La suite spectrale de Hodge-Tate

TL;DR

This paper revisits Faltings' p-adic Hodge theory using the Hodge-Tate spectral sequence, clarifying its construction, abutment, and initial terms to deepen understanding of p-adic cohomology comparisons.

Contribution

It provides a detailed analysis of the Hodge-Tate spectral sequence, connecting it to Faltings' comparison theorems and elucidating its relation to differential forms and the Cartier isomorphism.

Findings

Clarifies the construction of the Hodge-Tate spectral sequence.

Links the spectral sequence to Faltings' comparison theorems.
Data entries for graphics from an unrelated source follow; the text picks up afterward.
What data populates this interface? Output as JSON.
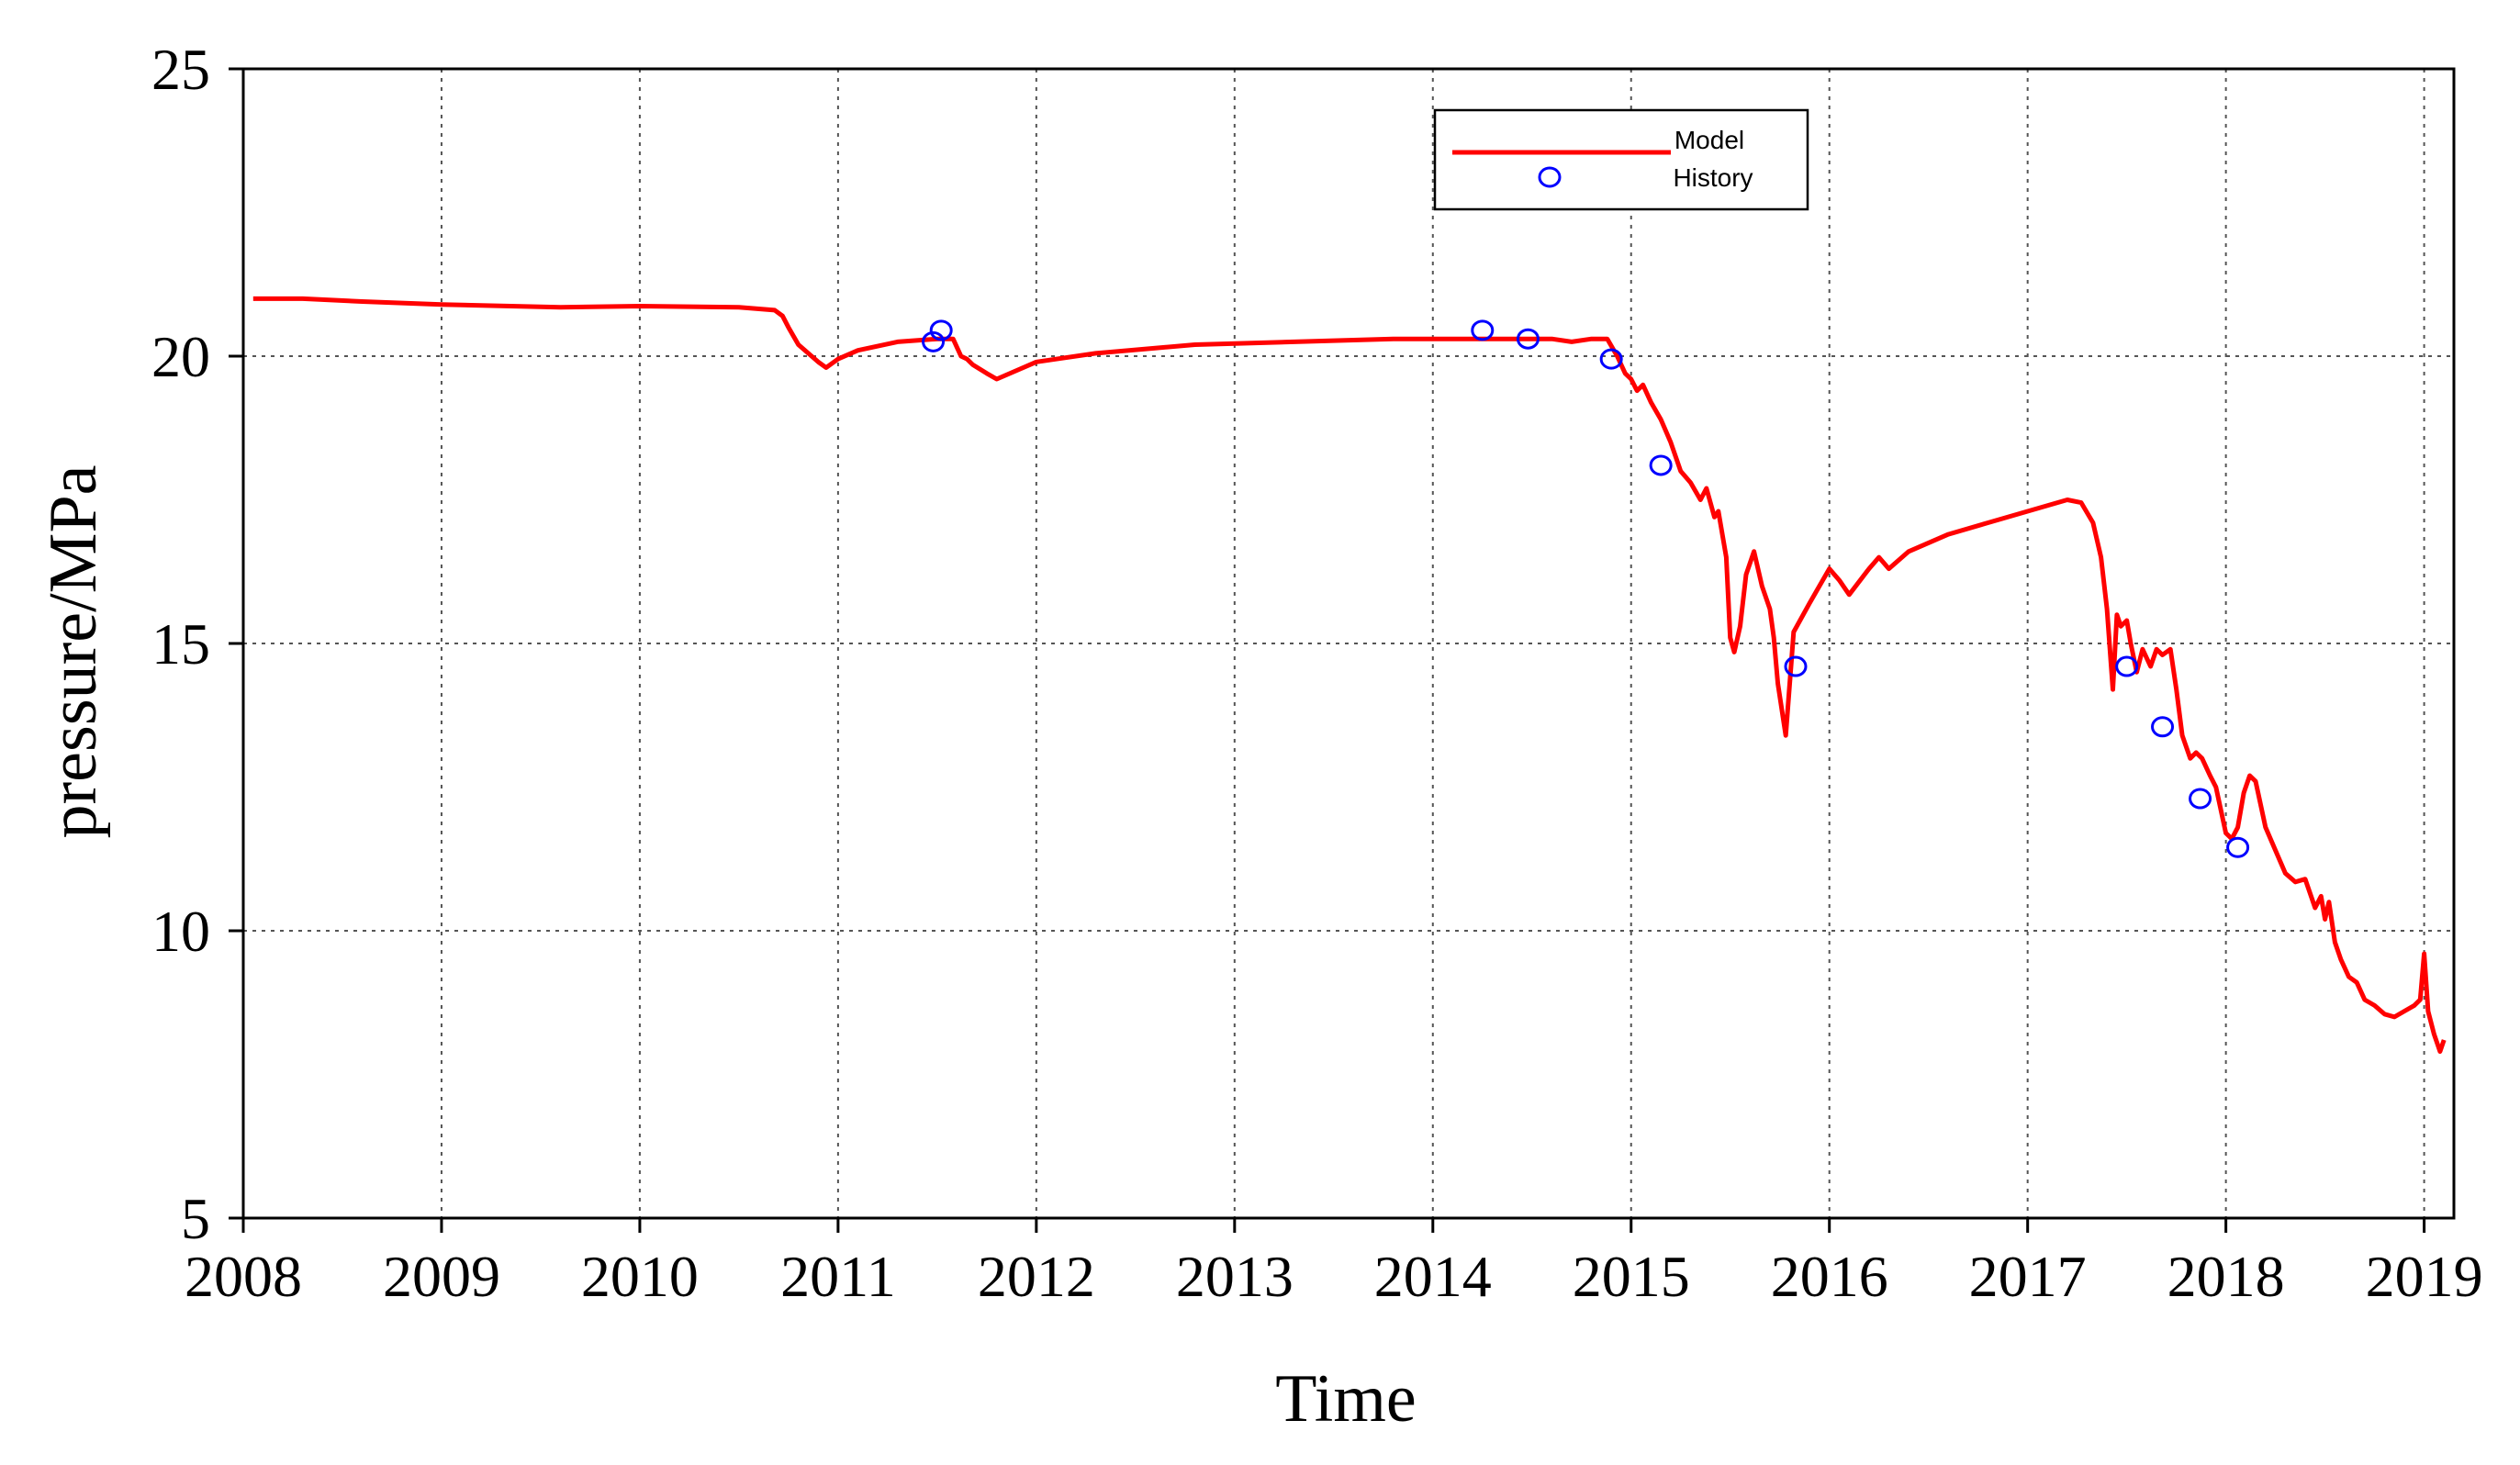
{
  "chart_data": {
    "type": "line",
    "xlabel": "Time",
    "ylabel": "pressure/MPa",
    "xlim": [
      2008,
      2019.15
    ],
    "ylim": [
      5,
      25
    ],
    "x_ticks": [
      2008,
      2009,
      2010,
      2011,
      2012,
      2013,
      2014,
      2015,
      2016,
      2017,
      2018,
      2019
    ],
    "y_ticks": [
      5,
      10,
      15,
      20,
      25
    ],
    "grid": true,
    "legend_position": "top-center",
    "series": [
      {
        "name": "Model",
        "kind": "line",
        "color": "#ff0000",
        "x": [
          2008.05,
          2008.3,
          2008.6,
          2009.0,
          2009.6,
          2010.0,
          2010.5,
          2010.68,
          2010.72,
          2010.75,
          2010.8,
          2010.9,
          2010.94,
          2011.0,
          2011.1,
          2011.3,
          2011.5,
          2011.58,
          2011.62,
          2011.65,
          2011.68,
          2011.75,
          2011.8,
          2012.0,
          2012.3,
          2012.8,
          2013.3,
          2013.8,
          2014.3,
          2014.6,
          2014.7,
          2014.8,
          2014.88,
          2014.93,
          2014.97,
          2015.0,
          2015.03,
          2015.06,
          2015.1,
          2015.15,
          2015.2,
          2015.25,
          2015.3,
          2015.35,
          2015.38,
          2015.42,
          2015.44,
          2015.48,
          2015.5,
          2015.52,
          2015.55,
          2015.58,
          2015.62,
          2015.66,
          2015.7,
          2015.72,
          2015.74,
          2015.78,
          2015.82,
          2015.9,
          2015.95,
          2016.0,
          2016.05,
          2016.1,
          2016.2,
          2016.25,
          2016.3,
          2016.4,
          2016.6,
          2016.8,
          2017.0,
          2017.2,
          2017.27,
          2017.33,
          2017.37,
          2017.4,
          2017.43,
          2017.45,
          2017.47,
          2017.5,
          2017.52,
          2017.55,
          2017.58,
          2017.62,
          2017.65,
          2017.68,
          2017.72,
          2017.75,
          2017.78,
          2017.82,
          2017.85,
          2017.88,
          2017.92,
          2017.95,
          2018.0,
          2018.03,
          2018.06,
          2018.09,
          2018.12,
          2018.15,
          2018.2,
          2018.25,
          2018.3,
          2018.35,
          2018.4,
          2018.45,
          2018.48,
          2018.5,
          2018.52,
          2018.55,
          2018.58,
          2018.62,
          2018.66,
          2018.7,
          2018.75,
          2018.8,
          2018.85,
          2018.9,
          2018.95,
          2018.98,
          2019.0,
          2019.02,
          2019.05,
          2019.08,
          2019.1
        ],
        "y": [
          21.0,
          21.0,
          20.95,
          20.9,
          20.85,
          20.87,
          20.85,
          20.8,
          20.7,
          20.5,
          20.2,
          19.9,
          19.8,
          19.95,
          20.1,
          20.25,
          20.3,
          20.3,
          20.0,
          19.95,
          19.85,
          19.7,
          19.6,
          19.9,
          20.05,
          20.2,
          20.25,
          20.3,
          20.3,
          20.3,
          20.25,
          20.3,
          20.3,
          20.0,
          19.7,
          19.6,
          19.4,
          19.5,
          19.2,
          18.9,
          18.5,
          18.0,
          17.8,
          17.5,
          17.7,
          17.2,
          17.3,
          16.5,
          15.1,
          14.85,
          15.3,
          16.2,
          16.6,
          16.0,
          15.6,
          15.1,
          14.3,
          13.4,
          15.2,
          15.7,
          16.0,
          16.3,
          16.1,
          15.85,
          16.3,
          16.5,
          16.3,
          16.6,
          16.9,
          17.1,
          17.3,
          17.5,
          17.45,
          17.1,
          16.5,
          15.6,
          14.2,
          15.5,
          15.3,
          15.4,
          15.0,
          14.5,
          14.9,
          14.6,
          14.9,
          14.8,
          14.9,
          14.2,
          13.4,
          13.0,
          13.1,
          13.0,
          12.7,
          12.5,
          11.7,
          11.6,
          11.8,
          12.4,
          12.7,
          12.6,
          11.8,
          11.4,
          11.0,
          10.85,
          10.9,
          10.4,
          10.6,
          10.2,
          10.5,
          9.8,
          9.5,
          9.2,
          9.1,
          8.8,
          8.7,
          8.55,
          8.5,
          8.6,
          8.7,
          8.8,
          9.6,
          8.6,
          8.2,
          7.9,
          8.1
        ]
      },
      {
        "name": "History",
        "kind": "scatter",
        "color": "#0000ff",
        "x": [
          2011.48,
          2011.52,
          2014.25,
          2014.48,
          2014.9,
          2015.15,
          2015.83,
          2017.5,
          2017.68,
          2017.87,
          2018.06
        ],
        "y": [
          20.25,
          20.45,
          20.45,
          20.3,
          19.95,
          18.1,
          14.6,
          14.6,
          13.55,
          12.3,
          11.45
        ]
      }
    ]
  }
}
Relates the initial term to the sheaf of differential forms.

Abstract

The Hodge-Tate spectral sequence for a proper smooth variety over a p-adic field provides a framework for us to revisit Faltings' approach to p-adic Hodge theory and to fill in many details. The spectral sequence is obtained from the Cartan-Leray spectral sequence for the canonical projection from the Faltings topos to the \'etale topos of an integral model of the variety. Its abutment is computed by Faltings' main comparison theorem from which derive all comparison theorems between p-adic \'etale cohomology and other p-adic cohomologies, and its initial term is related to the sheaf of differential forms by a construction reminiscent of the Cartier isomorphism.